Bashar al Assad, il dittatore siriano, è stato abbandonato persino dal suo premier. Dopo le defezioni dei primi ambasciatori e generali, adesso tocca al capo del governo, Riad Hijab, voltare le spalle al regime di Damasco e riparare in una località tuttora ignota. Come in altri casi di defezione (ad esempio il pilota di un Mig-21 atterrato in Giordania), anche Hijab è un sunnita ed è nativo di Deir Ezzor, la città della Siria orientale, non lontana dal confine con l’Iraq, coinvolta nella rivoluzione sin dai primi mesi. In un conflitto che, ogni giorno che passa, diventa sempre più religioso, un sunnita come Hijab non avrebbe più potuto guidare un governo, al servizio di una dittatura militare alawita, che massacra quotidianamente i suoi correligionari.

La motivazione religiosa traspare anche nella sua prima dichiarazione ufficiale di diserzione: «Oggi dichiaro di aver disertato da questo regime terrorista e criminale e di essermi unito alla santa rivoluzione. Io dichiaro che, da oggi, sono un soldato di questa santa rivoluzione». Come molti altri disertori, anche l’ex premier siriano denuncia un “genocidio” in corso: «Mi rivolgo a voi, oggi, in queste ore cruciali – inizia il suo comunicato - in cui il Paese vive sotto il peso di un genocidio e di omicidi di massa contro civili innocenti che chiedono solo libertà e una vita dignitosa».

La sua non sarebbe stata neppure l’unica diserzione del giorno. Infatti, anche il ministro delle Finanze di Damasco, Muhammad Jleilati, ha tentato la fuga all’estero, ma è stato arrestato prima che potesse riuscirvi.

Come mai questa accelerazione nel disfacimento dello stesso governo siriano? La situazione sul campo non sembra cambiata di molto, rispetto alle settimane scorse. L’esercito ha di nuovo combattuto nelle vie di Damasco, ma da ieri la situazione nella capitale appare sotto controllo. Gli insorti hanno sferrato un poderoso colpo di coda, con un attentato contro la sede della Tv di Stato, costato 3 feriti. Per poco non uccideva il ministro dell’Informazione, Omran al Zoabi, sfuggito alla morte per miracolo. Ad Aleppo prosegue la lunga guerriglia metropolitana per il controllo della più popolosa città della Siria.

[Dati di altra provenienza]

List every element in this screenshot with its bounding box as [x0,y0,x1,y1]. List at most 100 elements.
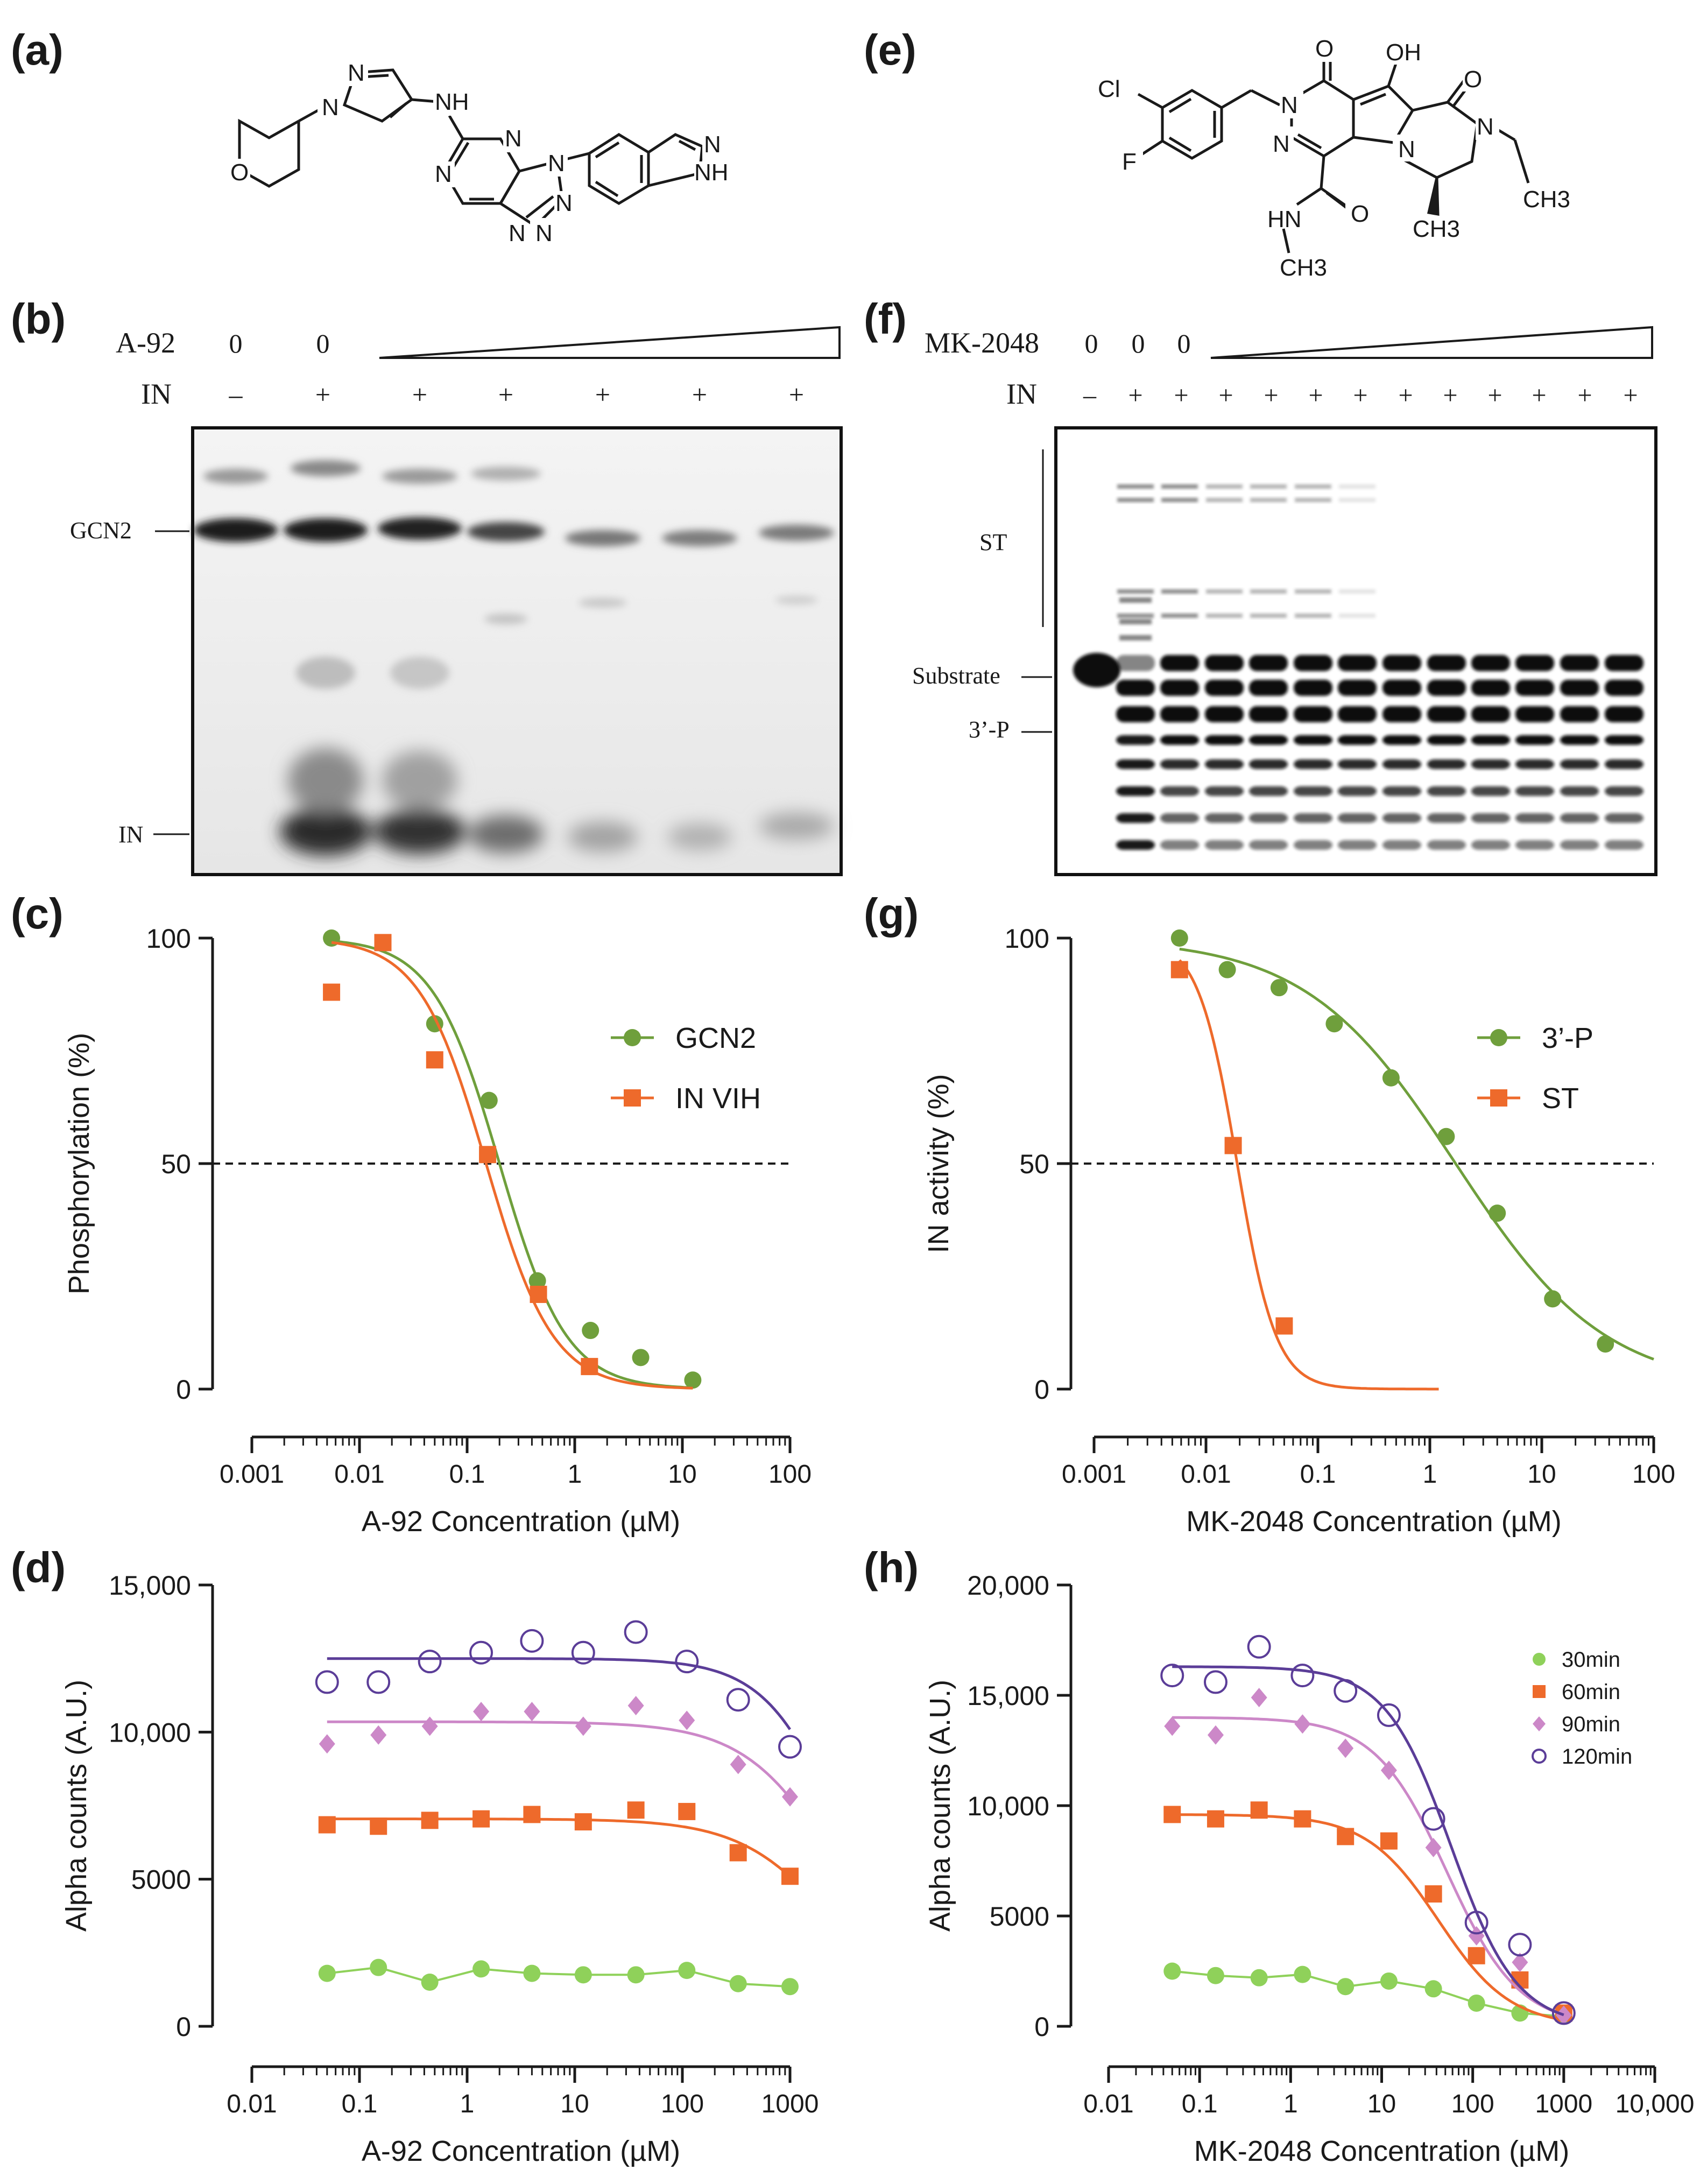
atom: OH [1386,39,1421,66]
atom: N [535,220,553,246]
data-point [782,1787,798,1807]
gel-f-enzyme-lane: + [1487,381,1502,410]
x-axis-title: MK-2048 Concentration (µM) [1186,1505,1561,1538]
legend-marker [624,1029,641,1046]
y-tick-label: 20,000 [967,1570,1049,1601]
gel-band [1382,813,1421,823]
series-90min [319,1696,798,1807]
panel-label-e: (e) [864,26,916,74]
series-120min [1160,1635,1576,2025]
atom: N [548,150,565,177]
data-point [1468,1947,1485,1964]
data-point [1468,1994,1485,2012]
data-point [1170,929,1188,947]
gel-band [1294,680,1332,696]
data-point [479,1146,497,1164]
gel-band [1382,735,1421,745]
gel-band [1427,813,1466,823]
gel-band [1471,706,1510,722]
data-point [1325,1015,1343,1033]
x-tick-label: 0.01 [1083,2090,1133,2118]
x-tick-label: 100 [661,2090,704,2118]
legend-item: 120min [1532,1745,1632,1769]
gel-band [1560,735,1599,745]
x-axis-title: A-92 Concentration (µM) [362,2135,680,2167]
gel-f-enzyme-lane: – [1083,381,1097,410]
gel-band [1560,813,1599,823]
x-tick-label: 1 [1423,1460,1437,1489]
data-point [421,1812,439,1829]
gel-lane [1605,655,1643,850]
data-point [678,1962,696,1979]
gel-f-compound-label: MK-2048 [925,327,1039,359]
gel-band [1471,680,1510,696]
gel-band [1160,706,1199,722]
gel-band [1206,589,1243,594]
data-point [1437,1128,1455,1145]
gel-b-compound-label: A-92 [116,327,175,359]
gel-band [1205,813,1244,823]
data-point [1247,1635,1271,1659]
data-point [318,1816,336,1834]
gel-band [1560,759,1599,769]
legend-item: IN VIH [611,1082,761,1115]
y-axis-title: Alpha counts (A.U.) [60,1680,93,1932]
gel-band [1338,655,1377,671]
gel-lane [1249,484,1288,850]
atom: NH [694,159,729,186]
gel-f-enzyme-lane: + [1577,381,1592,410]
gel-band [1295,614,1331,618]
chart-c: 0 50 100 0.001 0.01 0.1 1 10 100 A-92 Concentrati… [63,924,812,1538]
gel-band [1294,786,1332,796]
gel-band [1382,655,1421,671]
gel-lane [1515,655,1554,850]
fit-curve [327,1817,791,1878]
gel-band [1515,840,1554,850]
x-tick-label: 10 [560,2090,589,2118]
data-point [678,1802,696,1820]
legend-marker [624,1089,641,1107]
gel-b-header: A-92 IN 0 0 – + + + + + + [116,326,841,410]
data-point [1377,1703,1401,1727]
data-point [1512,1953,1528,1972]
gel-band [1160,759,1199,769]
legend-label: 30min [1562,1648,1620,1672]
legend-item: GCN2 [611,1022,756,1054]
series-line [1172,1970,1564,2018]
gel-band [1605,786,1643,796]
gel-lane [1338,484,1377,850]
gel-f-band-label-st: ST [979,529,1007,555]
y-axis-title: Alpha counts (A.U.) [924,1680,956,1932]
series-3p [1170,929,1654,1361]
gel-band [1339,484,1375,489]
gel-band [1294,735,1332,745]
gel-band [1515,735,1554,745]
gel-band [1382,680,1421,696]
structure-mk-2048-atoms: Cl F N N O OH O N N O HN CH3 CH3 CH3 [1092,35,1570,281]
data-point [315,1670,339,1694]
gel-lane [1382,655,1421,850]
gel-band [1338,786,1377,796]
gel-band [1560,706,1599,722]
gel-band [1560,655,1599,671]
x-tick-label: 100 [1632,1460,1675,1489]
gel-band [1515,813,1554,823]
gel-band [1515,786,1554,796]
gel-f-gradient-wedge [1210,326,1653,359]
data-point [1337,1978,1355,1996]
gel-band [1294,759,1332,769]
data-point [1337,1828,1355,1845]
gel-band [1116,759,1155,769]
data-point [1489,1204,1506,1222]
data-point [1380,1832,1398,1850]
data-point [1251,1688,1267,1708]
gel-lane [1073,653,1120,687]
data-point [473,1702,490,1722]
legend-marker [1533,1716,1546,1731]
gel-band [1605,680,1643,696]
gel-f-enzyme-lane: + [1264,381,1278,410]
legend-label: ST [1542,1082,1579,1115]
gel-band [1515,759,1554,769]
y-tick-label: 50 [1019,1149,1049,1179]
data-point [1544,1290,1562,1308]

Gli insorti hanno fatto progressi, fra sabato e domenica, conquistando (a detta loro) più di metà del centro urbano. L’esercito regolare non è sconfitto su quel fronte, ma comunque è costretto a schierarvi 20mila uomini, fra cui le sue migliori unità, drenando gli altri settori. Combattimenti si sono di nuovo riaccesi a Hama. In ogni caso, non si può dire che il regime di Damasco abbia perso il controllo della situazione. E nemmeno di una singola regione.

Le cause del disfacimento del regime andrebbero, piuttosto, cercate all’estero. Non nell’Onu che (causa veti di Cina e Russia) non è ancora riuscito a partorire alcuna risoluzione. Ma nella regione mediorientale, dove è ormai completa la coalizione anti-Assad: Turchia, Arabia Saudita, Qatar, Kuwait, Giordania, lo stesso Libano (nonostante Hezbollah) costituiscono un “cordone sanitario”, arabo sunnita, che circonda il regime di Assad e preme sempre più ai suoi confini. L’Iran è lontano. La Russia stessa non dimostra di essere ancora così ferma nel suo sostegno ad Assad. Quindi, ad appoggiare il dittatore, c’è ormai tutto da perdere.